What are the steps in claims adjudication?

The typical steps are an initial review for completeness, an automated review that checks the claim against policy and coverage rules, a manual review for complex or flagged claims, a payment determination that calculates the allowed amount, and the generation of a remittance advice (835) explaining what was paid and why.

What is the difference between adjudicated and pre-adjudicated claims?

Pre-adjudicated (open) claims are captured from clearinghouses before the insurer has finalized payment, so dollar amounts are not authoritative but the data is very timely. Adjudicated (closed) claims have completed the insurer's review, so the final paid amounts and payor disposition are accurate and complete for the lives covered.

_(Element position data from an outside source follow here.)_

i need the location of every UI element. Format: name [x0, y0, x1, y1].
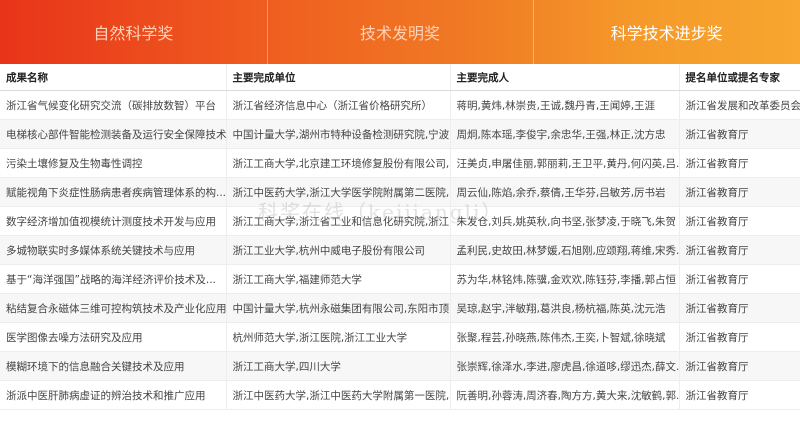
main-persons-cell: 孟利民,史故田,林梦媛,石旭刚,应颂翔,蒋维,宋秀... — [449, 235, 679, 265]
table-header-row: 成果名称 主要完成单位 主要完成人 提名单位或提名专家 — [0, 64, 800, 91]
tab-label: 自然科学奖 — [93, 24, 174, 43]
table-row[interactable]: 基于“海洋强国”战略的海洋经济评价技术及... 浙江工商大学,福建师范大学 苏为华,… — [0, 264, 800, 294]
table-row[interactable]: 粘结复合永磁体三维可控构筑技术及产业化应用 中国计量大学,杭州永磁集团有限公司,东… — [0, 293, 800, 323]
main-units-cell: 浙江中医药大学,浙江中医药大学附属第一医院,... — [225, 380, 450, 410]
main-persons-cell: 汪美贞,申屠佳丽,郭丽莉,王卫平,黄丹,何闪英,吕... — [449, 148, 679, 178]
achievement-name-cell: 模糊环境下的信息融合关键技术及应用 — [0, 351, 226, 381]
table-row[interactable]: 医学图像去噪方法研究及应用 杭州师范大学,浙江医院,浙江工业大学 张聚,程芸,孙晓燕… — [0, 322, 800, 352]
achievement-name-cell: 数字经济增加值视模统计测度技术开发与应用 — [0, 206, 226, 236]
main-persons-cell: 张崇辉,徐泽水,李进,廖虎昌,徐道哆,缪迅杰,薛文... — [449, 351, 679, 381]
nominating-unit-cell: 浙江省教育厅 — [678, 177, 800, 207]
nominating-unit-cell: 浙江省教育厅 — [678, 322, 800, 352]
nominating-unit-cell: 浙江省教育厅 — [678, 148, 800, 178]
table-row[interactable]: 赋能视角下炎症性肠病患者疾病管理体系的构... 浙江中医药大学,浙江大学医学院附属… — [0, 177, 800, 207]
nominating-unit-cell: 浙江省教育厅 — [678, 264, 800, 294]
main-units-cell: 浙江中医药大学,浙江大学医学院附属第二医院,... — [225, 177, 450, 207]
table-row[interactable]: 污染土壤修复及生物毒性调控 浙江工商大学,北京建工环境修复股份有限公司,... 汪美… — [0, 148, 800, 178]
main-persons-cell: 蒋明,黄炜,林崇贵,王诚,魏丹青,王闻婷,王涯 — [449, 90, 679, 120]
tab-2[interactable]: 科学技术进步奖 — [533, 0, 800, 64]
main-persons-cell: 周炯,陈本瑶,李俊宇,余忠华,王强,林正,沈方忠 — [449, 119, 679, 149]
results-table: 成果名称 主要完成单位 主要完成人 提名单位或提名专家 浙江省气候变化研究交流（… — [0, 64, 800, 410]
nominating-unit-cell: 浙江省教育厅 — [678, 235, 800, 265]
main-units-cell: 中国计量大学,湖州市特种设备检测研究院,宁波... — [225, 119, 450, 149]
main-units-cell: 浙江工商大学,四川大学 — [225, 351, 450, 381]
achievement-name-cell: 浙派中医肝肺病虚证的辨治技术和推广应用 — [0, 380, 226, 410]
main-persons-cell: 苏为华,林铭炜,陈骥,金欢欢,陈钰芬,李播,郭占恒 — [449, 264, 679, 294]
main-persons-cell: 周云仙,陈焰,余乔,蔡倩,王华芬,吕敏芳,厉书岩 — [449, 177, 679, 207]
achievement-name-cell: 污染土壤修复及生物毒性调控 — [0, 148, 226, 178]
main-persons-cell: 朱发仓,刘兵,姚英秋,向书坚,张梦凌,于晓飞,朱贺 — [449, 206, 679, 236]
main-units-cell: 浙江工商大学,福建师范大学 — [225, 264, 450, 294]
tab-label: 技术发明奖 — [360, 24, 441, 43]
table-row[interactable]: 多城物联实时多媒体系统关键技术与应用 浙江工业大学,杭州中威电子股份有限公司 孟利民… — [0, 235, 800, 265]
main-units-cell: 浙江工商大学,浙江省工业和信息化研究院,浙江... — [225, 206, 450, 236]
nominating-unit-cell: 浙江省发展和改革委员会 — [678, 90, 800, 120]
header-main-units: 主要完成单位 — [225, 64, 450, 91]
main-units-cell: 中国计量大学,杭州永磁集团有限公司,东阳市顶... — [225, 293, 450, 323]
main-persons-cell: 张聚,程芸,孙晓燕,陈伟杰,王奕,卜智斌,徐晓斌 — [449, 322, 679, 352]
tab-label: 科学技术进步奖 — [610, 24, 723, 43]
achievement-name-cell: 粘结复合永磁体三维可控构筑技术及产业化应用 — [0, 293, 226, 323]
achievement-name-cell: 基于“海洋强国”战略的海洋经济评价技术及... — [0, 264, 226, 294]
main-persons-cell: 吴琼,赵宇,泮敏翔,葛洪良,杨杭福,陈英,沈元浩 — [449, 293, 679, 323]
achievement-name-cell: 浙江省气候变化研究交流（碳排放数智）平台 — [0, 90, 226, 120]
header-main-persons: 主要完成人 — [449, 64, 679, 91]
nominating-unit-cell: 浙江省教育厅 — [678, 293, 800, 323]
tab-0[interactable]: 自然科学奖 — [0, 0, 267, 64]
achievement-name-cell: 赋能视角下炎症性肠病患者疾病管理体系的构... — [0, 177, 226, 207]
table-row[interactable]: 浙派中医肝肺病虚证的辨治技术和推广应用 浙江中医药大学,浙江中医药大学附属第一医院… — [0, 380, 800, 410]
table-row[interactable]: 浙江省气候变化研究交流（碳排放数智）平台 浙江省经济信息中心（浙江省价格研究所）蒋… — [0, 90, 800, 120]
achievement-name-cell: 电梯核心部件智能检测装备及运行安全保障技术 — [0, 119, 226, 149]
nominating-unit-cell: 浙江省教育厅 — [678, 351, 800, 381]
nominating-unit-cell: 浙江省教育厅 — [678, 380, 800, 410]
main-units-cell: 浙江省经济信息中心（浙江省价格研究所） — [225, 90, 450, 120]
award-tabs: 自然科学奖 技术发明奖 科学技术进步奖 — [0, 0, 800, 64]
header-nominating-unit: 提名单位或提名专家 — [678, 64, 800, 91]
table-row[interactable]: 数字经济增加值视模统计测度技术开发与应用 浙江工商大学,浙江省工业和信息化研究院,… — [0, 206, 800, 236]
tab-1[interactable]: 技术发明奖 — [266, 0, 534, 64]
achievement-name-cell: 多城物联实时多媒体系统关键技术与应用 — [0, 235, 226, 265]
main-units-cell: 浙江工商大学,北京建工环境修复股份有限公司,... — [225, 148, 450, 178]
header-achievement-name: 成果名称 — [0, 64, 226, 91]
main-units-cell: 浙江工业大学,杭州中威电子股份有限公司 — [225, 235, 450, 265]
main-persons-cell: 阮善明,孙蓉涛,周济春,陶方方,黄大来,沈敏鹤,郭... — [449, 380, 679, 410]
achievement-name-cell: 医学图像去噪方法研究及应用 — [0, 322, 226, 352]
table-row[interactable]: 模糊环境下的信息融合关键技术及应用 浙江工商大学,四川大学 张崇辉,徐泽水,李进,廖… — [0, 351, 800, 381]
nominating-unit-cell: 浙江省教育厅 — [678, 119, 800, 149]
table-row[interactable]: 电梯核心部件智能检测装备及运行安全保障技术 中国计量大学,湖州市特种设备检测研究院… — [0, 119, 800, 149]
main-units-cell: 杭州师范大学,浙江医院,浙江工业大学 — [225, 322, 450, 352]
nominating-unit-cell: 浙江省教育厅 — [678, 206, 800, 236]
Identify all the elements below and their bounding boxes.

What is auto-adjudication of claims?

Auto-adjudication is when a claim is processed entirely by automated payor systems without manual intervention. Clean claims that pass all coverage, eligibility, and coding checks are approved automatically, which speeds reimbursement and reduces administrative cost, while exceptions are routed to staff for manual review.

Why do claims get denied during adjudication?

Claims are commonly denied during adjudication due to coding errors, lack of medical necessity, missing or invalid patient eligibility, services not covered by the plan, missing prior authorization, duplicate billing, or filing past the deadline. Clean claims and clearinghouse scrubbing reduce these denials.